- The first president to have an assassination attempt on his life.
- His opponents once called him a "jackass" so he adopted that animal as the mascot of the Democratic party.
- He very nearly beat his attempted killer to death with his cane. The only reason he didn't is he was restrained from doing so.
- The only president to leave office with a surplus of money in the federal government.
- His parents were immigrants from Belfast, Northern Ireland. Scholars have found Jackson to be the only U.S. President (so far) to have both foreign-born parents.
- He was the first President not to be born into a wealthy family.
- Arkansas and Michigan were added to the Union during his Presidency.
- He is seen as the first Populist President who built his policies predominantly around what he felt was the will of the common man, even against the interest of large businesses and institutions, and who made an effort to show the voters that he was like Them in his speech and clothing, a style of campaigning that would be utilized by every Presidential candidate since.
- Seventh President of the United States (4 March 1829 - 4 March 1837).
- U.S. Senator from Tennessee (1797-1798, 1823-1825).
- U.S. Representative from Tennessee (1796-1797).
- His face has appeared on the front side of the United States twenty dollar bill since 1928.
- He and his wife Rachel Donelson first married in 1792, however they had to remarry two years later when Rachel discovered that she was still legally married to her first husband.
- Irish-American.
- Was one of the founders of the Democratic Party.
- Spoke Spanish.
- Was known to be extremely defensive of his wife Rachel.
- After he died, someone asked one of his servants if they thought Andrew Jackson had gone to heaven. To which the servant replied: "If General Jackson wants to go to heaven, who's going to stop him?".
- He vetoed more bills than the six Presidents before him combined.
- He and his wife Rachel adopted two sons: Andrew Jackson Jr. (1804-1865) & Lyncoya Jackson (1811-1828). Lyncoya was an orphaned Creek Native American boy who died of tuberculosis at the age of 13. He was buried at an unmarked grave at the Jackson Family Cemetery.
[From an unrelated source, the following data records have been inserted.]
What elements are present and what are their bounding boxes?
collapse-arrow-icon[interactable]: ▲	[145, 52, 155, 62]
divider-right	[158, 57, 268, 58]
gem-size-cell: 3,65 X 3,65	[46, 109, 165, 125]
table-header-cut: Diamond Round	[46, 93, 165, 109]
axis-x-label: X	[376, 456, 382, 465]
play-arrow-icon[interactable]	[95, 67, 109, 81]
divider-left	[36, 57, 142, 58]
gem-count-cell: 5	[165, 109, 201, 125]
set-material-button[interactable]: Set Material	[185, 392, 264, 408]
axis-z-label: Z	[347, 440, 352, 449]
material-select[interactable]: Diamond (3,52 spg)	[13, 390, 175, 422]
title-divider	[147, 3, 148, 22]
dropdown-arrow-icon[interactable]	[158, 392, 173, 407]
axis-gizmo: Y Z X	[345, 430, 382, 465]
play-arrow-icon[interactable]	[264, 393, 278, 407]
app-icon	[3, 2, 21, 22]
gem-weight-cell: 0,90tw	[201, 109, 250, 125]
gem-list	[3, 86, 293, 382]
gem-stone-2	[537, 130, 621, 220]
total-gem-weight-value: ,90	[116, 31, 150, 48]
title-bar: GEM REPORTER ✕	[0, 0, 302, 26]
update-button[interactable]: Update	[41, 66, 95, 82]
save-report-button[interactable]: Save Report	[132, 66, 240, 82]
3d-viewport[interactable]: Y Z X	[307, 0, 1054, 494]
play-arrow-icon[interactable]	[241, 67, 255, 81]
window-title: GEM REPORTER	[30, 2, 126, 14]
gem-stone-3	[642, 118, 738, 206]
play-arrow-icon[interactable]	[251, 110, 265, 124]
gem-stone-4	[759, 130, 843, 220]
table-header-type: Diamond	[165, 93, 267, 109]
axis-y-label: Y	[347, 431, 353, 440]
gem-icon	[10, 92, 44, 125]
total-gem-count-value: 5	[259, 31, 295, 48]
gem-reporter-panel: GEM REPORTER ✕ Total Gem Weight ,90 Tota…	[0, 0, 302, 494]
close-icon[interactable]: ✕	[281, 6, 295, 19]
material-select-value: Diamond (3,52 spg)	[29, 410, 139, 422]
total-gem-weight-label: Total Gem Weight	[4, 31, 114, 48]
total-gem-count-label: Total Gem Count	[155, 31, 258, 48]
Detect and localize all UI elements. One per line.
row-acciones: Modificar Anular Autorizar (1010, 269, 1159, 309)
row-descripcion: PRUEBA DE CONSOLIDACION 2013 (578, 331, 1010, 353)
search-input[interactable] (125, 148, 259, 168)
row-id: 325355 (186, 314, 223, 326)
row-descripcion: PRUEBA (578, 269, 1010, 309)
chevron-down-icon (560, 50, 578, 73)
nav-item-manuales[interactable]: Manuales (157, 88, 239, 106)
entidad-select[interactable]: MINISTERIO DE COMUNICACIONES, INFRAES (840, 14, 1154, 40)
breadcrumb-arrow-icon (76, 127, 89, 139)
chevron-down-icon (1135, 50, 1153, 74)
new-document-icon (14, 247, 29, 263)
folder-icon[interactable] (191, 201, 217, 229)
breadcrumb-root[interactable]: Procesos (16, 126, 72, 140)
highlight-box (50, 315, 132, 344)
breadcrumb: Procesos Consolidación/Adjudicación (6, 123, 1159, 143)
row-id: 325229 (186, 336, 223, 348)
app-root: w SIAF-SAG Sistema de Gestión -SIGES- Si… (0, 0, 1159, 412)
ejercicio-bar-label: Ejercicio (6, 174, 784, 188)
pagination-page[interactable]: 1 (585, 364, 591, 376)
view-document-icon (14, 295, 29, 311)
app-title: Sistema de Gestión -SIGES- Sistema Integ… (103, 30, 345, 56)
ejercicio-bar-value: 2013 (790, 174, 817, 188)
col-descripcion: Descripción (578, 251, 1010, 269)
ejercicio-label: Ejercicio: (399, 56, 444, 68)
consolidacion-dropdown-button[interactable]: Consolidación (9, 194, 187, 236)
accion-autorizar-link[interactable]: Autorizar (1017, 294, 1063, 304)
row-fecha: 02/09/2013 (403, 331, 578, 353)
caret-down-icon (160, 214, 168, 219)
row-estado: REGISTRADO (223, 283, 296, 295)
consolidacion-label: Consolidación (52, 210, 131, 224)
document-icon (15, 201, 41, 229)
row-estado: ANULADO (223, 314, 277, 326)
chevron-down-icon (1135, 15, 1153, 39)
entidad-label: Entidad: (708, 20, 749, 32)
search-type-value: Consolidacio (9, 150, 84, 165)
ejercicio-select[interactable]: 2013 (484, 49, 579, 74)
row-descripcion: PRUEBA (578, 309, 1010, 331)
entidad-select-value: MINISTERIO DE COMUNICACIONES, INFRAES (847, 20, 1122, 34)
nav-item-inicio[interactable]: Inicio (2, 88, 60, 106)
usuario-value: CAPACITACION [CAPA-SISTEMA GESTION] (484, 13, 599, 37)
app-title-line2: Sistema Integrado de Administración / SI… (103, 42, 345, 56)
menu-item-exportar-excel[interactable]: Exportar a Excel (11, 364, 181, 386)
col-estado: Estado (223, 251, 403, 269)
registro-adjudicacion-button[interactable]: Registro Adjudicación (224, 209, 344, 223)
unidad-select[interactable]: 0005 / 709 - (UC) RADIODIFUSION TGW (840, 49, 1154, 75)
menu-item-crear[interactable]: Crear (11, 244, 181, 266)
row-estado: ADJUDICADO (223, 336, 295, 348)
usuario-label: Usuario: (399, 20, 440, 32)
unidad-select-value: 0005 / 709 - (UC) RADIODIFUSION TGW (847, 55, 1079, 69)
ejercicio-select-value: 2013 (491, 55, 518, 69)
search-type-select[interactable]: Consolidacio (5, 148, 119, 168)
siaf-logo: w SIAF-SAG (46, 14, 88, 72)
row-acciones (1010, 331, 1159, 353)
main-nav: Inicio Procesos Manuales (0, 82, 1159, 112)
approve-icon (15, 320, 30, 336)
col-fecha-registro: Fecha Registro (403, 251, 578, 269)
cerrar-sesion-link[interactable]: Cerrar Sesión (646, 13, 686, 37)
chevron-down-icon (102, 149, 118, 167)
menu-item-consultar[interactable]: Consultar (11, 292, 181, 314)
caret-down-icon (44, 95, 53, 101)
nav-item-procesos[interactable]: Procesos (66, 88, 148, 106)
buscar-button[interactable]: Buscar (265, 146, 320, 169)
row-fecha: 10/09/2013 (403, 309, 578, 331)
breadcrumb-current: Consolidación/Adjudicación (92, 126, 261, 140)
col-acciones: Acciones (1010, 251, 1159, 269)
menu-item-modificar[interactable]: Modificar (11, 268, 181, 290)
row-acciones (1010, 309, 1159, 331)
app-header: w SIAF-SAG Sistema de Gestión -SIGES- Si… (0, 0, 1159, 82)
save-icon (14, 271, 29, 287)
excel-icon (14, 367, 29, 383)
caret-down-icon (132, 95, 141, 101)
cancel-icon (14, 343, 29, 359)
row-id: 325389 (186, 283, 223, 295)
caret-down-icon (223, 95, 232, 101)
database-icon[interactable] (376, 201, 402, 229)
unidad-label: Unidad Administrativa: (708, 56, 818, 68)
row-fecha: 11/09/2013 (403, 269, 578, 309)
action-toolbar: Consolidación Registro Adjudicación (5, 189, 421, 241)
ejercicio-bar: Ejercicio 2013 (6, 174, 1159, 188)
- He was known for having a very short temper.
- Is the only one of the six consecutive presidents from Thomas Jefferson to Martin Van Buren who did not previously serve as Secretary of State.
- He was the least political of the four Presidential candidates in the 1824 election. His opponents were Secretary of State John Quincy Adams (who won), Secretary of Treasury William Crawford and Speaker of the House of Representatives Henry Clay. Oddly, at the next election in 1828, Jackson got elected President.
- He and fellow President Andrew Johnson, are separated by just three letters in their names. Of U.S. Presidents, this is the closest without having the same first and last names.
- As his wife, Rachel died in-between his election win and inauguration, she is thus-far the only woman in United States history to have been only a "First Lady-elect".